Me faire plaisir…me faire plaisir…après tout, c’était bien leur rôle de me faire plaisir…un cadeau…me faire plaisir… Ces quelques mots vinrent tourner dans son esprit pendant un moment, puis s’en allèrent. Toute son attention était réservée au Monde-Brasier, et rien ne devait venir le perturber.
Un petit cri distinctif d’un Oculus se fit entendre. Bien que le simple mortel ne pouvait le comprendre-ce qui était bien pratique-, Vox su qu’il voulait s’entretenir de l’unité coloniale du cadavre derrière lui. 200 hommes et femmes, tous bons et loyaux. Simplement emportés par le tintement de la folie, par la ridicule envie de mieux faire.

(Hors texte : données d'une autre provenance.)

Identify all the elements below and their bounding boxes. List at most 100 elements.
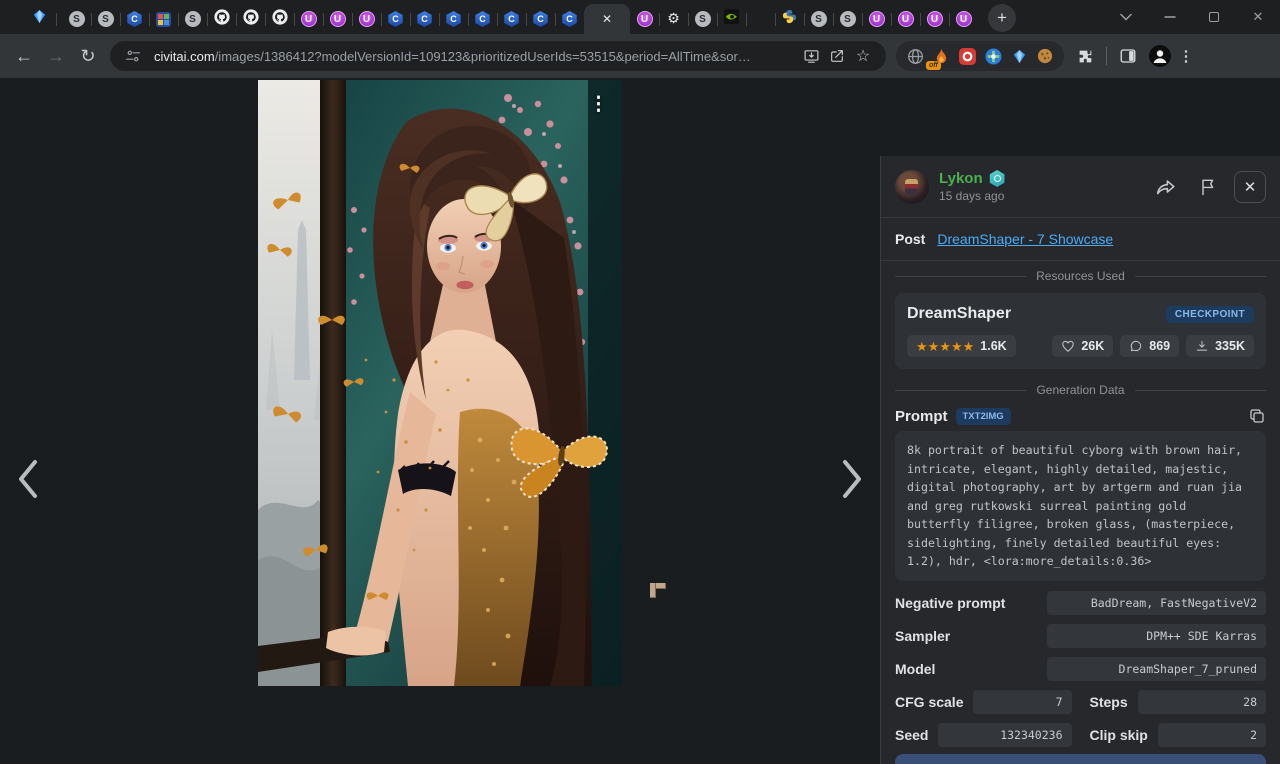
minimize-button[interactable] bbox=[1148, 0, 1192, 34]
install-app-icon[interactable] bbox=[798, 43, 824, 69]
tab-u[interactable]: U bbox=[862, 4, 891, 34]
url-domain: civitai.com bbox=[154, 49, 215, 64]
field-value: BadDream, FastNegativeV2 bbox=[1047, 591, 1266, 615]
extension-red-icon[interactable] bbox=[954, 43, 980, 69]
github-favicon-icon bbox=[243, 9, 259, 30]
bookmark-star-icon[interactable]: ☆ bbox=[850, 43, 876, 69]
close-panel-button[interactable]: ✕ bbox=[1234, 171, 1266, 203]
copy-generation-data-button[interactable] bbox=[895, 754, 1266, 764]
tab-close-icon[interactable]: ✕ bbox=[602, 13, 612, 25]
tab-u[interactable]: U bbox=[630, 4, 659, 34]
resources-divider: Resources Used bbox=[881, 261, 1280, 289]
tab-civitai[interactable]: C bbox=[555, 4, 584, 34]
field-label: Model bbox=[895, 661, 1037, 677]
window-close-button[interactable]: ✕ bbox=[1236, 0, 1280, 34]
new-tab-button[interactable]: + bbox=[988, 4, 1016, 32]
user-avatar[interactable] bbox=[895, 170, 929, 204]
tab-s[interactable]: S bbox=[62, 4, 91, 34]
generation-divider-label: Generation Data bbox=[1036, 383, 1124, 397]
tab-s[interactable]: S bbox=[178, 4, 207, 34]
txt2img-badge[interactable]: TXT2IMG bbox=[956, 408, 1011, 425]
tab-u[interactable]: U bbox=[949, 4, 978, 34]
forward-button[interactable]: → bbox=[40, 40, 72, 72]
checkpoint-badge[interactable]: CHECKPOINT bbox=[1166, 306, 1254, 323]
tab-u[interactable]: U bbox=[352, 4, 381, 34]
tab-github[interactable] bbox=[207, 4, 236, 34]
s-favicon-icon: S bbox=[69, 11, 85, 27]
tab-gem[interactable] bbox=[22, 4, 56, 34]
side-panel-icon[interactable] bbox=[1115, 43, 1141, 69]
tab-civitai[interactable]: C bbox=[120, 4, 149, 34]
reload-button[interactable]: ↻ bbox=[72, 40, 104, 72]
artwork-image[interactable]: ⋮ bbox=[258, 80, 622, 686]
rating-pill[interactable]: ★★★★★ 1.6K bbox=[907, 335, 1016, 357]
tab-civitai[interactable]: C bbox=[526, 4, 555, 34]
field-negative-prompt: Negative prompt BadDream, FastNegativeV2 bbox=[895, 591, 1266, 615]
share-post-button[interactable] bbox=[1150, 171, 1182, 203]
s-favicon-icon: S bbox=[695, 11, 711, 27]
tab-civitai[interactable]: C bbox=[497, 4, 526, 34]
profile-avatar-icon[interactable] bbox=[1147, 43, 1173, 69]
address-bar[interactable]: civitai.com/images/1386412?modelVersionI… bbox=[110, 41, 886, 71]
post-link[interactable]: DreamShaper - 7 Showcase bbox=[937, 231, 1113, 247]
downloads-count: 335K bbox=[1215, 339, 1245, 353]
s-favicon-icon: S bbox=[185, 11, 201, 27]
u-favicon-icon: U bbox=[956, 11, 972, 27]
github-favicon-icon bbox=[214, 9, 230, 30]
extension-gem-icon[interactable] bbox=[1006, 43, 1032, 69]
browser-menu-kebab-icon[interactable]: ⋮ bbox=[1173, 43, 1199, 69]
generation-fields: Negative prompt BadDream, FastNegativeV2… bbox=[881, 581, 1280, 747]
downloads-pill[interactable]: 335K bbox=[1186, 335, 1254, 357]
next-image-button[interactable] bbox=[830, 453, 874, 505]
report-flag-button[interactable] bbox=[1192, 171, 1224, 203]
field-label: Seed bbox=[895, 727, 928, 743]
tab-store[interactable] bbox=[149, 4, 178, 34]
field-grid-row-2: Seed 132340236 Clip skip 2 bbox=[895, 723, 1266, 747]
civitai-favicon-icon: C bbox=[417, 11, 433, 27]
tab-python[interactable] bbox=[775, 4, 804, 34]
extension-flame-icon[interactable]: off bbox=[928, 43, 954, 69]
tab-nvidia[interactable] bbox=[717, 4, 746, 34]
previous-image-button[interactable] bbox=[6, 453, 50, 505]
image-options-kebab-icon[interactable]: ⋮ bbox=[589, 96, 608, 113]
username-link[interactable]: Lykon bbox=[939, 170, 983, 187]
likes-pill[interactable]: 26K bbox=[1052, 335, 1113, 357]
tab-s[interactable]: S bbox=[688, 4, 717, 34]
tab-u[interactable]: U bbox=[294, 4, 323, 34]
tab-civitai[interactable]: C bbox=[439, 4, 468, 34]
comments-pill[interactable]: 869 bbox=[1120, 335, 1179, 357]
extension-sphere-icon[interactable] bbox=[980, 43, 1006, 69]
tab-shards[interactable] bbox=[746, 4, 775, 34]
tab-active[interactable]: ✕ bbox=[584, 4, 630, 34]
civitai-favicon-icon: C bbox=[562, 11, 578, 27]
share-icon[interactable] bbox=[824, 43, 850, 69]
copy-prompt-button[interactable] bbox=[1248, 407, 1266, 425]
tab-civitai[interactable]: C bbox=[410, 4, 439, 34]
tab-civitai[interactable]: C bbox=[468, 4, 497, 34]
back-button[interactable]: ← bbox=[8, 40, 40, 72]
extension-cookie-icon[interactable] bbox=[1032, 43, 1058, 69]
site-info-icon[interactable] bbox=[120, 43, 146, 69]
tab-gear[interactable]: ⚙ bbox=[659, 4, 688, 34]
store-favicon-icon bbox=[156, 12, 171, 27]
extensions-shelf: off bbox=[896, 41, 1064, 71]
field-steps: Steps 28 bbox=[1090, 690, 1267, 714]
tab-s[interactable]: S bbox=[833, 4, 862, 34]
tab-s[interactable]: S bbox=[91, 4, 120, 34]
restore-button[interactable] bbox=[1192, 0, 1236, 34]
tab-u[interactable]: U bbox=[891, 4, 920, 34]
tab-u[interactable]: U bbox=[323, 4, 352, 34]
extensions-puzzle-icon[interactable] bbox=[1072, 43, 1098, 69]
tab-github[interactable] bbox=[265, 4, 294, 34]
u-favicon-icon: U bbox=[869, 11, 885, 27]
resource-name[interactable]: DreamShaper bbox=[907, 305, 1011, 323]
tab-github[interactable] bbox=[236, 4, 265, 34]
tab-search-chevron-icon[interactable] bbox=[1104, 0, 1148, 34]
header-actions: ✕ bbox=[1150, 171, 1266, 203]
tab-u[interactable]: U bbox=[920, 4, 949, 34]
copy-icon bbox=[1248, 407, 1266, 425]
tab-s[interactable]: S bbox=[804, 4, 833, 34]
civitai-favicon-icon: C bbox=[475, 11, 491, 27]
tab-civitai[interactable]: C bbox=[381, 4, 410, 34]
extension-globe-icon[interactable] bbox=[902, 43, 928, 69]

-Envois-les en reconversion dans la Demeure. Dites à mon Frère qu’ils s’offrent en cadeau et brûlent d’impatience d’approcher sa divine figure.
La Demeure…le centre de reconversion personnel d’Hulud, son lieu de vie. Et de nouvelles sources de joie. Cependant, Centurio ne pouvait s’empêcher avant de retourner à la complète contemplation de ce qu’était devenu la planète pour les esclaves, mais aussi pour ses Frères.
Un échec ? Ah ! Jamais d’échec ! Un revers ? Non plus. Des centaines de vies venaient d’être sacrifiés sur les champs de cendres brulant et les milliers de survivants, mais cela importait peu. D’autres étaient constamment sacrifiés pour des motifs futiles, aux quatre coins des Réceptacles de Sheer.
Alors que représente Silva Pompéi ? Que représente le Dévoreur rouge, perpétuellement en festin infernal ? Un cadeau. Le plus merveilleux des cadeaux. Il ne pouvait que remercier le cadavre du Xioji pour cela. Sans doute le meilleur de ces serviteurs depuis bien longtemps. Depuis bien trop longtemps.